How can we do phylogenetics on 20k sequences?
My primary goal is to be able to use Silva 20k SSU tree for metazoa, construct a decent (and well-annotated) tree, and browse relationships between taxa in an informative way.
I have been playing with tree building approaches on large datasets already, using both minimum evolution and maximum likelihood. More posts on this later. At the moment I have been concentrating on a subset (about 5000 sequences), until I get my thoughts together, and overcome some issues. In summary though, yes it is possible to build trees on this scale on a desktop computer.
What is a “big” tree?
There is no meaningful definition of ‘big’. In the literature when people write “large phylogenetic trees” they have in the past meant 100 taxa, in the recent past maybe 1000 taxa, people now (occasionally) talk about several thousand or more. Obviously the definition changes with time. I just mean a tree too big for the standard software and approaches to deal with comfortably. So that’s more than 1000 (although most software struggles in one way or another with more than about 200 taxa!).

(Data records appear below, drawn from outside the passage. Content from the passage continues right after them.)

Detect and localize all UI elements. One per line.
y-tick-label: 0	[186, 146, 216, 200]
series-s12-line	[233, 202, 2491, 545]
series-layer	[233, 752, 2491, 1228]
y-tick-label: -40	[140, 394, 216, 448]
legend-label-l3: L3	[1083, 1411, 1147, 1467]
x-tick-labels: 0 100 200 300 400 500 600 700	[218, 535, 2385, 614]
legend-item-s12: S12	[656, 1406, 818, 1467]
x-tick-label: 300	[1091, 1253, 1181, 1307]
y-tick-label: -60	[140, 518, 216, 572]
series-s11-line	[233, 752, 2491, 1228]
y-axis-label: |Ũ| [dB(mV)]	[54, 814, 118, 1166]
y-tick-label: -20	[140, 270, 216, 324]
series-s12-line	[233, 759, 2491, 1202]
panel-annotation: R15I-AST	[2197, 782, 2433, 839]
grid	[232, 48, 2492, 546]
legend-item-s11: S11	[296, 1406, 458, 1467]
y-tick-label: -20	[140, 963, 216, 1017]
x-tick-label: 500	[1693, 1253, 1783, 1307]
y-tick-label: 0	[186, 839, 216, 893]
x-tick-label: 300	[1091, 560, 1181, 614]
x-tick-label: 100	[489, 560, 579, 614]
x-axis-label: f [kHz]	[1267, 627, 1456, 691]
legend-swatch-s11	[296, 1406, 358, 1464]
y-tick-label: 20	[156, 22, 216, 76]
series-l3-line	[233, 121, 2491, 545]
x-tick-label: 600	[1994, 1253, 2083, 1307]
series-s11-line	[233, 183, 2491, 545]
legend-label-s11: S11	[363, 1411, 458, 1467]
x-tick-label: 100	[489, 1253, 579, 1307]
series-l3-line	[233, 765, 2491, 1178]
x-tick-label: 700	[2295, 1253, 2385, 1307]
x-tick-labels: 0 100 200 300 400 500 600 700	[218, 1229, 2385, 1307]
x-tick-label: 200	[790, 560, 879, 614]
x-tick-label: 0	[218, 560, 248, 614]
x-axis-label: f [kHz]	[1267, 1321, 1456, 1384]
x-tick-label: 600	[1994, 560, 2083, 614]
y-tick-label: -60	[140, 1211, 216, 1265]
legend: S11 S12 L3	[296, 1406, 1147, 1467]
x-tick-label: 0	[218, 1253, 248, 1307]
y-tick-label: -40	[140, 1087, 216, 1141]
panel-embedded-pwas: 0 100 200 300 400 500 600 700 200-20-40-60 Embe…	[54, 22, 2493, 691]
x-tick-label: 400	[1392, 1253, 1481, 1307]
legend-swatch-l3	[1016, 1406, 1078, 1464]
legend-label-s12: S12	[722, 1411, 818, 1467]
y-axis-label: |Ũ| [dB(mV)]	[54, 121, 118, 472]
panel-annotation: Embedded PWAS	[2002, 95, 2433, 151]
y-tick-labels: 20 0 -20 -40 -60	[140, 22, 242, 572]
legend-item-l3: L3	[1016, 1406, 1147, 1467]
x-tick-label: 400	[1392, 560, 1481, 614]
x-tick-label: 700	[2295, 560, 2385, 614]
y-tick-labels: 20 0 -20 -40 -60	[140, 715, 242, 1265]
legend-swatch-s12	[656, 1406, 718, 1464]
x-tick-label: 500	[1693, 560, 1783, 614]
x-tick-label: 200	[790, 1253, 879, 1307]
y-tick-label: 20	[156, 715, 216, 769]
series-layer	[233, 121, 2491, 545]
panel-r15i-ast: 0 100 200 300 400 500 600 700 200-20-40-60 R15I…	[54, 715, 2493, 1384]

Once you have a tree, how can it be visualised in order to actually learn something?
This is actually a real problem in phylogenetic biology. Viewing very large trees is the topic of an upcoming blog.
I’ve been thinking about constructing, processing and visualising (or extracting info from) big trees quite a bit and have developed some strategies that are very useful to me, and might be to other people too. (I have been routinely dealing with phylogenies of 3-5000 sequences (about 1500bp alignments) on a fairly low spec computer. This post is really to introduce the dataset and the SILVA site and my vague aims.